The San Francisco-based company’s net income for the three months ending in October was $2.193 billion. 30, up 8.1% compared with $2.048 billion in the same timeframe in 2021.
In terms of individual brands, Pottery Barn reported net revenues of $935 million, an increase of 19.6% over $789 million a year ago. West Elm experienced an increase of 4.2%, with Q3 2022 revenue of $600 million compared to Q3 2021. $580 million in the same quarter of 2021.
With a slight increase from the $249.5 million in 2021, net profits for the quarter totaled $251.7 million. Williams-Sonoma reported gains of $3.72 on a diluted per-share basis, up 13.07% from $3.29 and a gain of $3.72 overall.
“We are proud of another strong quarter generating an 8.1% comp, or a 25% two-year comp and an almost 50% three-year comp, with record EPS growth of 12% over last year to $3.72 per share,” said Williams-Sonoma, Inc.’s president and CEO, Laura Alber. “These outcomes are a reflection of ongoing backlog order fulfillment, high product margins, and strict cost management.”
Added Jeff Howe, chief financial officer, “In a difficult environment, we once again produced record revenues and profits. Our topline results show how we can increase market share. Our bottom-line results show how effective our operating model is at maintaining merchandise margin and reining in SG&A costs.”
Williams-Sonoma reported net revenues of $6.221 billion so far this year, an increase of 8.29% from $5.745 billion in 2021. In comparison to the $723.396 million reported three quarters into 2021, net profits through nine months were reported at $772.911 million, an increase of 6.84%. Compared to 2021, when diluted earnings per share were $9.40, they increased by 17.87% to $11.08.
Williams-Sonoma is maintaining its fiscal 2022 guidance of mid-to-high single digit net revenue growth in light of its reported earnings.

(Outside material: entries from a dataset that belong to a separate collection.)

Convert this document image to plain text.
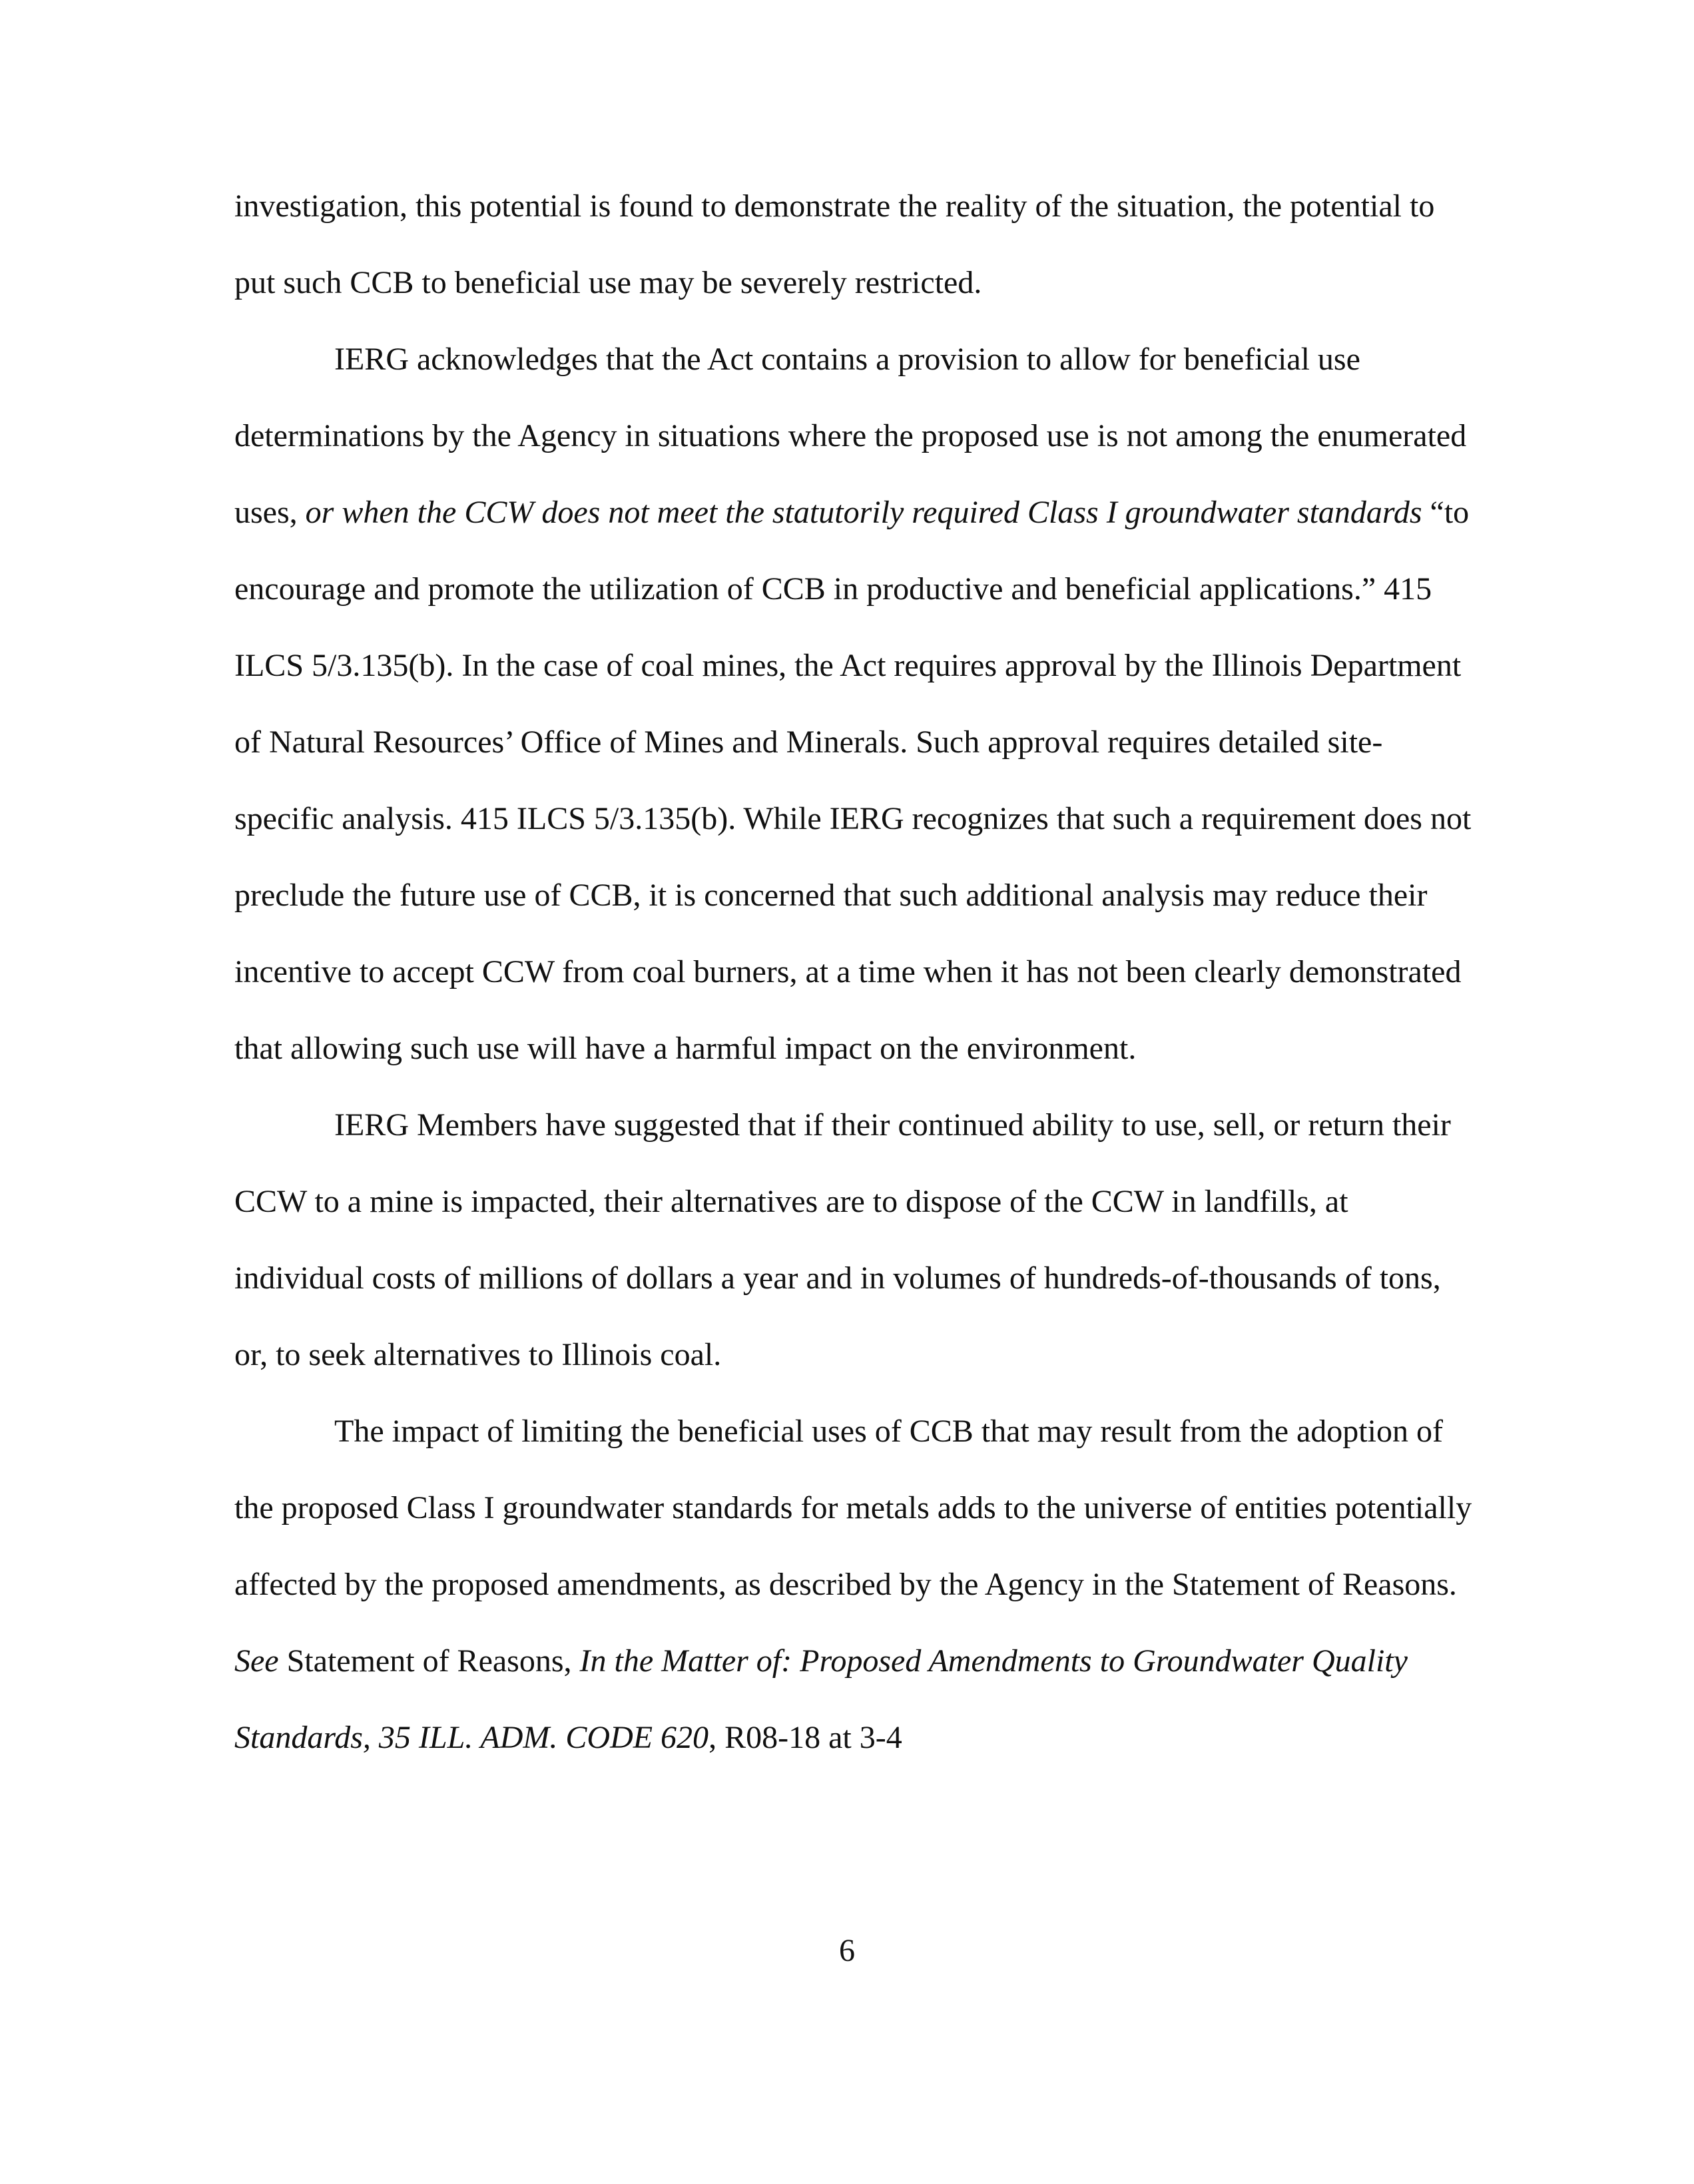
investigation, this potential is found to demonstrate the reality of the situation, the potential to put such CCB to beneficial use may be severely restricted.

IERG acknowledges that the Act contains a provision to allow for beneficial use determinations by the Agency in situations where the proposed use is not among the enumerated uses, or when the CCW does not meet the statutorily required Class I groundwater standards “to encourage and promote the utilization of CCB in productive and beneficial applications.” 415 ILCS 5/3.135(b). In the case of coal mines, the Act requires approval by the Illinois Department of Natural Resources’ Office of Mines and Minerals. Such approval requires detailed site-specific analysis. 415 ILCS 5/3.135(b). While IERG recognizes that such a requirement does not preclude the future use of CCB, it is concerned that such additional analysis may reduce their incentive to accept CCW from coal burners, at a time when it has not been clearly demonstrated that allowing such use will have a harmful impact on the environment.

IERG Members have suggested that if their continued ability to use, sell, or return their CCW to a mine is impacted, their alternatives are to dispose of the CCW in landfills, at individual costs of millions of dollars a year and in volumes of hundreds-of-thousands of tons, or, to seek alternatives to Illinois coal.

The impact of limiting the beneficial uses of CCB that may result from the adoption of the proposed Class I groundwater standards for metals adds to the universe of entities potentially affected by the proposed amendments, as described by the Agency in the Statement of Reasons. See Statement of Reasons, In the Matter of: Proposed Amendments to Groundwater Quality Standards, 35 ILL. ADM. CODE 620, R08-18 at 3-4

6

Officials stated that they will provide 2023 guidance when the fourth quarter’s earnings are announced, and given the ambiguous macroeconomic environment, it will refrain from restating or updating guidance through the fiscal year 2024.
“Although the macro backdrop has become more uncertain, we believe our strong positioning, growth initiatives, and culture of financial discipline will allow us to outperform in any environment,” Alber said.